Auch die niederländische Zeitung "de Volkskrant" verweist auf internationale Herausforderungen - und den Streitpunkt Nord Stream 2: "Auch der Ukraine-Konflikt könnte den Zusammenhalt der Koalition unter Druck setzen, noch bevor die Tinte auf Scholz' Ernennungsurkunde getrocknet ist. Laut der britischen 'Financial Times' fordert US-Präsident Joe Biden, dass Deutschland Nord Stream 2 stoppt, falls Russland die angeblichen Invasionspläne wirklich in die Tat umsetzt.
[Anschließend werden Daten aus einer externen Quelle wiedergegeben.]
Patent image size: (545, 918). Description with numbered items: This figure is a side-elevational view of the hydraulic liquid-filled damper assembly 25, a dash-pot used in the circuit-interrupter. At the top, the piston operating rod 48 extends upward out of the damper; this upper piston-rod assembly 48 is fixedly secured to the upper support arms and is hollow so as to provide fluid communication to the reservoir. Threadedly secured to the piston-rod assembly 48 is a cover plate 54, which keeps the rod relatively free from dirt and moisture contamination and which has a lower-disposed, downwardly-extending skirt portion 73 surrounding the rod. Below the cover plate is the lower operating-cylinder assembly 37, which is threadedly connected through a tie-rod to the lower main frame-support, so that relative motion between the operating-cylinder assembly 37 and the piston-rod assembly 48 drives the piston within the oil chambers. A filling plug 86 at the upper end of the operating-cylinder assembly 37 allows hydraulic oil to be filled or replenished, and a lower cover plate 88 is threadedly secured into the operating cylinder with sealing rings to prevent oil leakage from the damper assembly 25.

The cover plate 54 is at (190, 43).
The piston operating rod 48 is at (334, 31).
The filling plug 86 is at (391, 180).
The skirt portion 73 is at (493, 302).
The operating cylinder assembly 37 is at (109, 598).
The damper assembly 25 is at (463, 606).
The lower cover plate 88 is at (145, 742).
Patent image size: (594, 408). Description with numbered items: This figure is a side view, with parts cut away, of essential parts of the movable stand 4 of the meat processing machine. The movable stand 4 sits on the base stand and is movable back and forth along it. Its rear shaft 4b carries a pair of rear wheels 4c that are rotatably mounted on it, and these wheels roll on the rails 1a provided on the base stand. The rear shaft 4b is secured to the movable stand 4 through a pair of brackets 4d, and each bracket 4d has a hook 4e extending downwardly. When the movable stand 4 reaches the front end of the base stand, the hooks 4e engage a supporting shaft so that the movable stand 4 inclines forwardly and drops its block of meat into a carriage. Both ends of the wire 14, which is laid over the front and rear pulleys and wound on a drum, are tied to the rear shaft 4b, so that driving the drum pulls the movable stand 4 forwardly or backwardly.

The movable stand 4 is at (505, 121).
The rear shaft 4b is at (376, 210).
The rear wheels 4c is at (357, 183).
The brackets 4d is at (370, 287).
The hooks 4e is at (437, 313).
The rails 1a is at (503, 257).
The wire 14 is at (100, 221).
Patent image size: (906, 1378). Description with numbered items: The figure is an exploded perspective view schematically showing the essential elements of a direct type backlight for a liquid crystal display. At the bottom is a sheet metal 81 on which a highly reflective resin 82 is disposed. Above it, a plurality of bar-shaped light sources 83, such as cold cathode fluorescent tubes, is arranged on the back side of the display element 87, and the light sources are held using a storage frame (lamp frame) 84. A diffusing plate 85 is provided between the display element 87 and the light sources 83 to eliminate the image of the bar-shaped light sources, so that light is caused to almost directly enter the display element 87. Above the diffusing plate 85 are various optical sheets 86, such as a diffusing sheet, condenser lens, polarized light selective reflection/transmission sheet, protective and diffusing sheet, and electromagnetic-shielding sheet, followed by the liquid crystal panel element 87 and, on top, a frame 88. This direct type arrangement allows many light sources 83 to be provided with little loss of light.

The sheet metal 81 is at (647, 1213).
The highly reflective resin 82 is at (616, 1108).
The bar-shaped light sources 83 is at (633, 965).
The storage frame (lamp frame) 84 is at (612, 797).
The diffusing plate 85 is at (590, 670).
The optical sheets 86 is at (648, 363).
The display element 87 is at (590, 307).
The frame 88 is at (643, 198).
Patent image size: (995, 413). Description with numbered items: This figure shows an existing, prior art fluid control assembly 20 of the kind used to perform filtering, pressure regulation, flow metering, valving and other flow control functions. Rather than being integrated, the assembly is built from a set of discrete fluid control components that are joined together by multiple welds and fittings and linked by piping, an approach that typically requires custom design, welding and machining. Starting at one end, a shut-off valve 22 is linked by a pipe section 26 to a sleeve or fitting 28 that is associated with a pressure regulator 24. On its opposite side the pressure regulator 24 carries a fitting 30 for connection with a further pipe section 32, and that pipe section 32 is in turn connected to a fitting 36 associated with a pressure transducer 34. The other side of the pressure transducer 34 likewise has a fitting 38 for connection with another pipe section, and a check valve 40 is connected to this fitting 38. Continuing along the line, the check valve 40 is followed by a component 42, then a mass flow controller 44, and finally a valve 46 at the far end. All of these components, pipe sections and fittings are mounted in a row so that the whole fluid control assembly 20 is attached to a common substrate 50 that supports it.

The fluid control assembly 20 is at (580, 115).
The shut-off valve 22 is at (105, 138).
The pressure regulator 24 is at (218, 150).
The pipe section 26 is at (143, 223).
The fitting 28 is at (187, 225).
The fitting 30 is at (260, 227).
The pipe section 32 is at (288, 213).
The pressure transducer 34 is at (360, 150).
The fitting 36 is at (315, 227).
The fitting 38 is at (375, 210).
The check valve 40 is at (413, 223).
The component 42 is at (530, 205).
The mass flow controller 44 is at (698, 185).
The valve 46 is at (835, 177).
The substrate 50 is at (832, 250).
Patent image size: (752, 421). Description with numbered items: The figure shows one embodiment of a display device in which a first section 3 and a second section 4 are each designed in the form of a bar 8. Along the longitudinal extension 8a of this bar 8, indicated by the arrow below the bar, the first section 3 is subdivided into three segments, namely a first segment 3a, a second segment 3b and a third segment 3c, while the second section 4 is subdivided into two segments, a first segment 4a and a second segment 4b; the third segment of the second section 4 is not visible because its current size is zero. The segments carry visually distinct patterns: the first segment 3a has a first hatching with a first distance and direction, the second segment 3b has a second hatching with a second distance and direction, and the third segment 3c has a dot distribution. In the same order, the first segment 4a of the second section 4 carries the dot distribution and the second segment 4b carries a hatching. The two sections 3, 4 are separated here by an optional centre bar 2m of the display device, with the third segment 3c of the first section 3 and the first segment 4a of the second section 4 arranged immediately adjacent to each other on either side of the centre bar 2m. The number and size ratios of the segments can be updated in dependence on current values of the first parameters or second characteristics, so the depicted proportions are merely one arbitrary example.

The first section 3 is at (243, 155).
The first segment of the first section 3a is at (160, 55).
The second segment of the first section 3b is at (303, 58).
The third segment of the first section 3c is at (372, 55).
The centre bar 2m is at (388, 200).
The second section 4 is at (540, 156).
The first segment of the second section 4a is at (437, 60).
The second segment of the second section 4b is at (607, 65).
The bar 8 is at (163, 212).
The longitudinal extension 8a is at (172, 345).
Nord Stream 2, die umstrittene Pipeline, die Milliarden gekostet hat und Gas von Russland nach Deutschland und damit nach Europa bringen soll, war schon immer ein Streitthema. Insbesondere zwischen den Koalitionsparteien SPD und Grünen. Die SPD ist dafür, die Grünen sind vehement dagegen. Der amerikanische Druck könnte diese Bruchstelle wieder zum Vorschein bringen."